Selon des déclarations relayées par Jeune Afrique, le président rwandais Paul Kagame aurait confirmé le ralliement de Joseph Kabila à la coalition rebelle M23 / Alliance Fleuve Congo. Une affirmation lourde de conséquences qui ravive les tensions politiques et sécuritaires autour de la crise persistante à l’Est de la RDC.
D’après cette lecture des faits, la présence présumée de Joseph Kabila à Goma, une zone sous forte influence militaire rwandaise, ne serait pas anodine. Elle s’inscrirait, selon certaines sources, dans une logique d’alignement stratégique, suggérant une forme d’acceptation, voire de coordination avec les forces soutenues par Kigali.
Plus troublant encore, cette thèse soutient que l’ancien chef de l’État congolais n’aurait pas rejoint récemment cette dynamique, mais qu’il en ferait partie depuis bien avant sa condamnation par la justice militaire congolaise. Une hypothèse qui, si elle se confirmait, redessinerait profondément la lecture du conflit dans l’Est du pays, en y intégrant une dimension politique interne beaucoup plus marquée.

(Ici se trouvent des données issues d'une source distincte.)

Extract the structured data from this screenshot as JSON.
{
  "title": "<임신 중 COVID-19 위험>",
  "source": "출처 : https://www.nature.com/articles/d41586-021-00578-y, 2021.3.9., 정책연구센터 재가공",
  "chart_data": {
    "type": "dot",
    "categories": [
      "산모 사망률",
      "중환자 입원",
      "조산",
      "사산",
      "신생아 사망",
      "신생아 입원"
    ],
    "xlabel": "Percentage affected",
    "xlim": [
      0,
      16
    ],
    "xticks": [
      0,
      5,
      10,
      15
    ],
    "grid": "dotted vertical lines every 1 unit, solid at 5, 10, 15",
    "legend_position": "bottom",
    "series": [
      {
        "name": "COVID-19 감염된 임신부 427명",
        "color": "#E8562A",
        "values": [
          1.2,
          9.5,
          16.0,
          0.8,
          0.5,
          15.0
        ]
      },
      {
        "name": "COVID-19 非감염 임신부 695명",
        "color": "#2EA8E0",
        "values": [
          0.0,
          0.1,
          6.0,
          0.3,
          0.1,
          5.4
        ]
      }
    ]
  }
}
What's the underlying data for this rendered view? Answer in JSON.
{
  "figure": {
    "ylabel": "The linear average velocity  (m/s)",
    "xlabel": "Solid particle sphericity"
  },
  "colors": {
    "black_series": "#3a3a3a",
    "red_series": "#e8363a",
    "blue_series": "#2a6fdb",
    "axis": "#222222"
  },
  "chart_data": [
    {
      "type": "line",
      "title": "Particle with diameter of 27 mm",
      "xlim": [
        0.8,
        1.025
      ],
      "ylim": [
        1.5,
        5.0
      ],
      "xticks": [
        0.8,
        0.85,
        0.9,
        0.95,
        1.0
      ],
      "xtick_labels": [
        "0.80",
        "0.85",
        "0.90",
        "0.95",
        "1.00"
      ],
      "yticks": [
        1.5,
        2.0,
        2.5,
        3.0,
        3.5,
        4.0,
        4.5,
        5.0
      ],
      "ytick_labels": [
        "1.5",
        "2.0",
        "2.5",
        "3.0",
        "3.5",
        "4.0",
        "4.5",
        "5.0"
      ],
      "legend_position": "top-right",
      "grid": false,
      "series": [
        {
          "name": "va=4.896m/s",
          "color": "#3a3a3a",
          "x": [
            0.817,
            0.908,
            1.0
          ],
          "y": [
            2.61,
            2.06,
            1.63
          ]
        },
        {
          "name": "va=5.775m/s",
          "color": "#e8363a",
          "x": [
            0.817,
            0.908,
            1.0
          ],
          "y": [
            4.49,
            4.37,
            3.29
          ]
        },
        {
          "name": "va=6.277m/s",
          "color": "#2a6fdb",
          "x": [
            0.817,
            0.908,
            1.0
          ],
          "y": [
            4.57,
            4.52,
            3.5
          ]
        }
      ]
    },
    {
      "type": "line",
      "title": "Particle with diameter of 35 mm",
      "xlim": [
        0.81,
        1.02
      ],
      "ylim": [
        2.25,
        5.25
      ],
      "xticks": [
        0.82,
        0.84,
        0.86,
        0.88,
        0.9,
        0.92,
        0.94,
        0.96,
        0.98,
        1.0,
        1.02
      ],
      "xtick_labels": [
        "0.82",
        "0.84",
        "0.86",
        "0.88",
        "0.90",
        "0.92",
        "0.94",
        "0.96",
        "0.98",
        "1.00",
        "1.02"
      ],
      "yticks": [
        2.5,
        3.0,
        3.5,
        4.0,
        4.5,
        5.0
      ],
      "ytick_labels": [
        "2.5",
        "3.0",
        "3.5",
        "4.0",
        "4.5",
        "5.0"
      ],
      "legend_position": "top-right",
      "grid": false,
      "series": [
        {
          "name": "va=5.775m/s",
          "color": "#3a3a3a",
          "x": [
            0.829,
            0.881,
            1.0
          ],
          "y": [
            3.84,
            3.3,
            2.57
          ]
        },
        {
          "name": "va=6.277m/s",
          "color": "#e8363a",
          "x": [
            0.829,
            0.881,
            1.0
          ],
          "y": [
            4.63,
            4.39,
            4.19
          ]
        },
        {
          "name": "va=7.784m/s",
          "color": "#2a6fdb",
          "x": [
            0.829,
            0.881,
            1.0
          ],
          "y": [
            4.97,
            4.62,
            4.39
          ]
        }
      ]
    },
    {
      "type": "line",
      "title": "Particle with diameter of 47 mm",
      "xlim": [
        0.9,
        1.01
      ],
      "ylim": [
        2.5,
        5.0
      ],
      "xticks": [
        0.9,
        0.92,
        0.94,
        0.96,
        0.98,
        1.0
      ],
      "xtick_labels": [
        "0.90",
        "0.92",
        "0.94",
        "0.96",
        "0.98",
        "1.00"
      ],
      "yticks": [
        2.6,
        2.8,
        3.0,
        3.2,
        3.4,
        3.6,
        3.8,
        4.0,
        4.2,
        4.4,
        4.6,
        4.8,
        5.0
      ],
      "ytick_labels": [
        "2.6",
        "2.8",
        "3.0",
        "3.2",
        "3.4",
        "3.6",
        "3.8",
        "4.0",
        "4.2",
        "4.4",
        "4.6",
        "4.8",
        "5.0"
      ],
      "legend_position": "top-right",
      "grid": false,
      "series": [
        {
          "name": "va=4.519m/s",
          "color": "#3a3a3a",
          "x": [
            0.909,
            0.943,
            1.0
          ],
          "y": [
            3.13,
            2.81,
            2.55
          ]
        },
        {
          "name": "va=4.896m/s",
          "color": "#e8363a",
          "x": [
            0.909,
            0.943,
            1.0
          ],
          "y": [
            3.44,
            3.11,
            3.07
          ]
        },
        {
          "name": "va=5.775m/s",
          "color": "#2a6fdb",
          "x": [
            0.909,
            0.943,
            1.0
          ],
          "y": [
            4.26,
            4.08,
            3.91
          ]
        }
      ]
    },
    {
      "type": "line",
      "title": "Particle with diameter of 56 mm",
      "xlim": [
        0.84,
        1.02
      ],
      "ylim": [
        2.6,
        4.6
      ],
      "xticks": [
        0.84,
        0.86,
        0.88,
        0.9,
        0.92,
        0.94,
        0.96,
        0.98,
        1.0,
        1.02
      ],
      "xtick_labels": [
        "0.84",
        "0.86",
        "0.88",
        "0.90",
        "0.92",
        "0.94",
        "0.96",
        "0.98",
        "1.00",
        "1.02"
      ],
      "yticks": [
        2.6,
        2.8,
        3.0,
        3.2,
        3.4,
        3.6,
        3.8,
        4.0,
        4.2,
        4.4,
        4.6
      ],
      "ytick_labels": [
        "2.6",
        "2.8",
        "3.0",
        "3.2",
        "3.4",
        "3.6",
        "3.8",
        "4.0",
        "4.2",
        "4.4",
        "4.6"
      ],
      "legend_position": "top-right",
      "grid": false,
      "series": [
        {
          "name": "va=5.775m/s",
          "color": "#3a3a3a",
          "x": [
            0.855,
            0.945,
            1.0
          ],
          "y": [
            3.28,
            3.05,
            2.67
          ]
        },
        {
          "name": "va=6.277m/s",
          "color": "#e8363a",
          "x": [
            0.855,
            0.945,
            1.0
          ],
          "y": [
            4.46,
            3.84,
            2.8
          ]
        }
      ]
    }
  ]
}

Dans ce contexte, la crise sécuritaire ne se limiterait plus à une simple agression extérieure ou à une rébellion locale, mais apparaîtrait comme le résultat d’alliances complexes, mêlant intérêts régionaux et rivalités politiques nationales. Le rôle du Rwanda, souvent accusé d’ingérence, se verrait ainsi renforcé par ces déclarations, tout comme les soupçons pesant sur certains acteurs congolais.

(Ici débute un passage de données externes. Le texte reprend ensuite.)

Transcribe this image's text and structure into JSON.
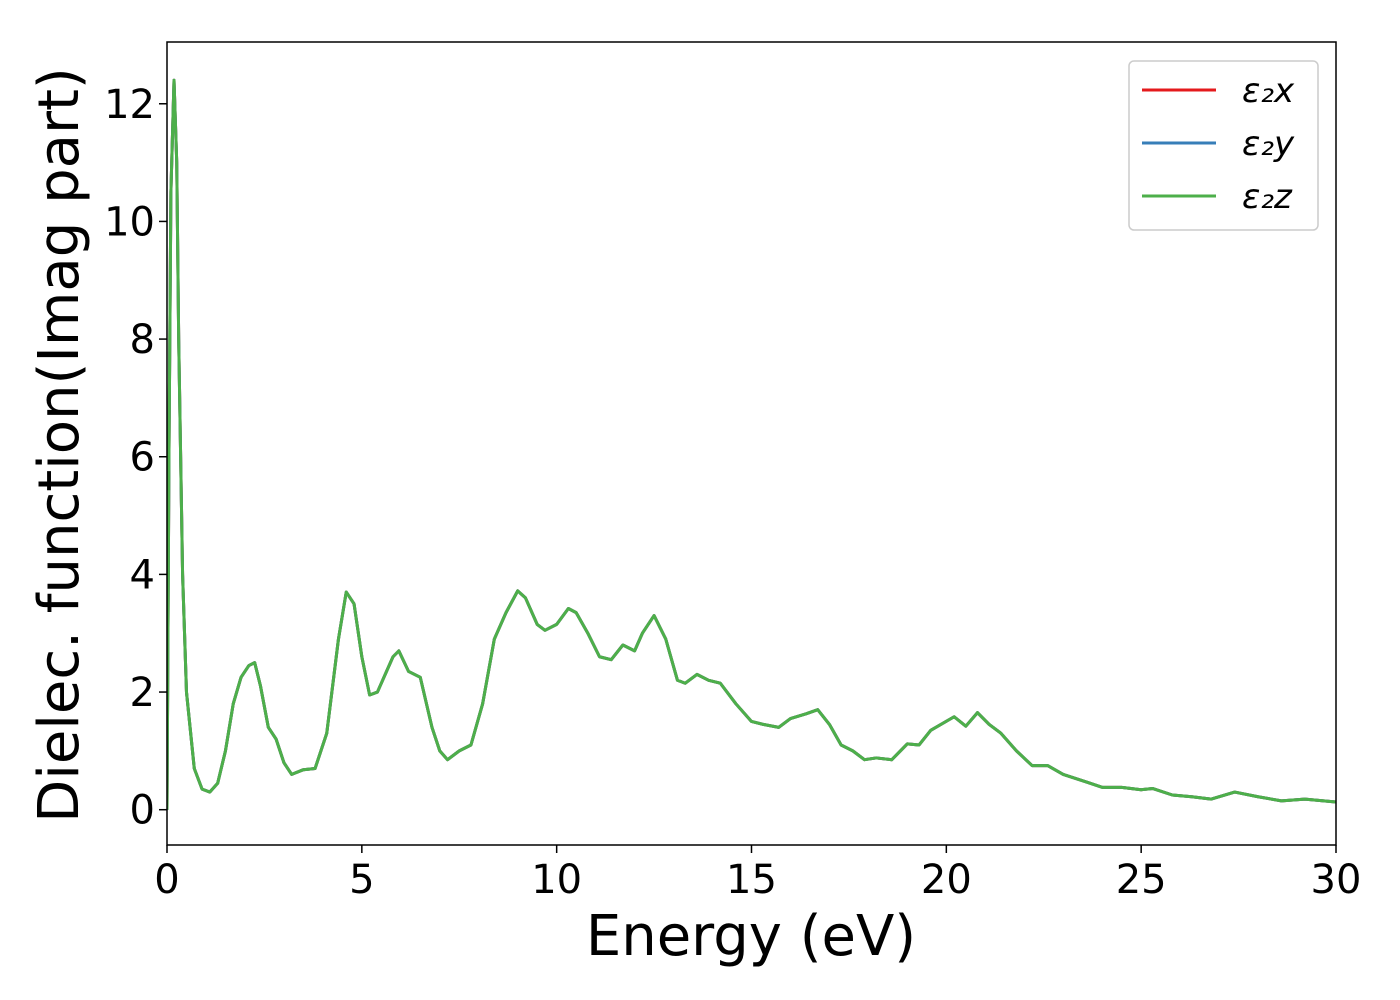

Face à ces révélations, une question demeure : s’agit-il d’une vérité longtemps dissimulée ou d’une bataille narrative dans une guerre aussi politique que militaire ?
Dans tous les cas, ces éléments relancent le débat sur la souveraineté de la RDC et la nécessité d’une clarification urgente des responsabilités dans un conflit qui continue de fragiliser la région des Grands Lacs.